Throughout the developing world, this pattern of "sectoral adjustment" in agriculture was unequivocally towards the destruction of food security. Dependency vis-á-is the world market was reinforced with a view to providing market outlets for US and European agricultural surpluses. "Food aid" to Sub-Saharan Africa increased by more than seven times since 1974 and commercial grain imports more than doubled. Food aid however was no longer earmarked for the drought-stricken countries of the Sahelian belt. It was also channelled into countries which until recently were more or less self-sufficient in food. Food aid is never given; it is always sold by governments on local markets invariably below the domestic market price. Severe austerity measures were imposed on African governments, and expenditures on rural development were drastically curtailed leading to the collapse of agricultural infrastructure. Since the debt crisis, the international financial institutions have moved away from providing credit in favour of supporting "real development projects". A new generation of "policy-based loans" was devised. Money has been provided "to help countries to adjust". These World Bank loan agreements included tight conditions. The money was granted only if the government complied with structural adjustment reforms with very precise implementation deadlines, and loan disbursements could be interrupted if the government did not conform. A lending practice had been set in motion in which the money granted in support of agricultural "adjustment" was not meant for investment in agricultural projects, but could be spent freely on commodity imports. Another important objective was also served. The adjustment loans diverted resources away from the domestic economy and encouraged countries to continue importing large quantities of consumer goods, including food staples, from the rich countries. The result of this was stagnation of the domestic economy, enlargement of the balance of payments crisis and growth of the debt burden.

Human-made famine

While "external" climatic variables play a role in triggering off famine and heightening the social impact of drought, famines in the age of globalisation are human-made. They are not the consequence of a scarcity of food but of a structure of global oversupply which undermines food security and destroys national food agriculture. Tightly regulated and controlled by international agro-business, this oversupply is ultimately conducive to the stagnation of both production and consumption of essential food staples and the impoverishment of farmers throughout the world.
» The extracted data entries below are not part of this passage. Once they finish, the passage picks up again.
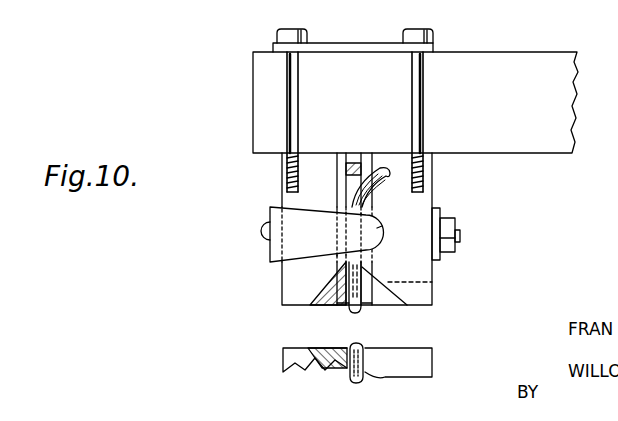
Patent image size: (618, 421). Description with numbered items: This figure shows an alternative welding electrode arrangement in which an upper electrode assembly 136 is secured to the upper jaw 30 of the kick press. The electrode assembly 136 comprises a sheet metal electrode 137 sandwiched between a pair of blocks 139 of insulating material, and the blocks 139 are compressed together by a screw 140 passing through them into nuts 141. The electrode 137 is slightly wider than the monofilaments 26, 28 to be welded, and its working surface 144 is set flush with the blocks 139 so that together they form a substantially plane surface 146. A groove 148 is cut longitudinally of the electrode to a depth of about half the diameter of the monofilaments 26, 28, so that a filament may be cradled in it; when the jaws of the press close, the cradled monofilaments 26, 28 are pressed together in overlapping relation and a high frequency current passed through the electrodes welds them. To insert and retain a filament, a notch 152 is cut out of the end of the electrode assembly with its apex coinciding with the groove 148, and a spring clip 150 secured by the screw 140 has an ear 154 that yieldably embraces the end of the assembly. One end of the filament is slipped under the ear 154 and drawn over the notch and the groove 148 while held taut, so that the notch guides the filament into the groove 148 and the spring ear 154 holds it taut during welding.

The upper jaw 30 is at (415, 102).
The monofilament 28 is at (375, 153).
The sheet metal electrode 137 is at (340, 153).
The upper electrode assembly 136 is at (279, 279).
The spring clip 150 is at (300, 240).
The screw 140 is at (265, 222).
The ear 154 is at (377, 228).
The nut 141 is at (448, 223).
The groove 148 is at (440, 279).
The notch 152 is at (330, 301).
The working surface 144 is at (345, 306).
The plane surface 146 is at (408, 306).
The insulating block 139 is at (282, 289).
The monofilament 26 is at (350, 372).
In the era of globalisation, the IMF-World Bank structural adjustment program has a direct relationship to famine because it systematically undermines all economic activities, whether urban or rural, which do not directly serve the interests of the global market. Import-substituting industries for the internal market are dismantled as a result of the lifting of tariff barriers and the collapse of internal purchasing power. This means that small artisans are impoverished and food farming is undermined in favour of export crops.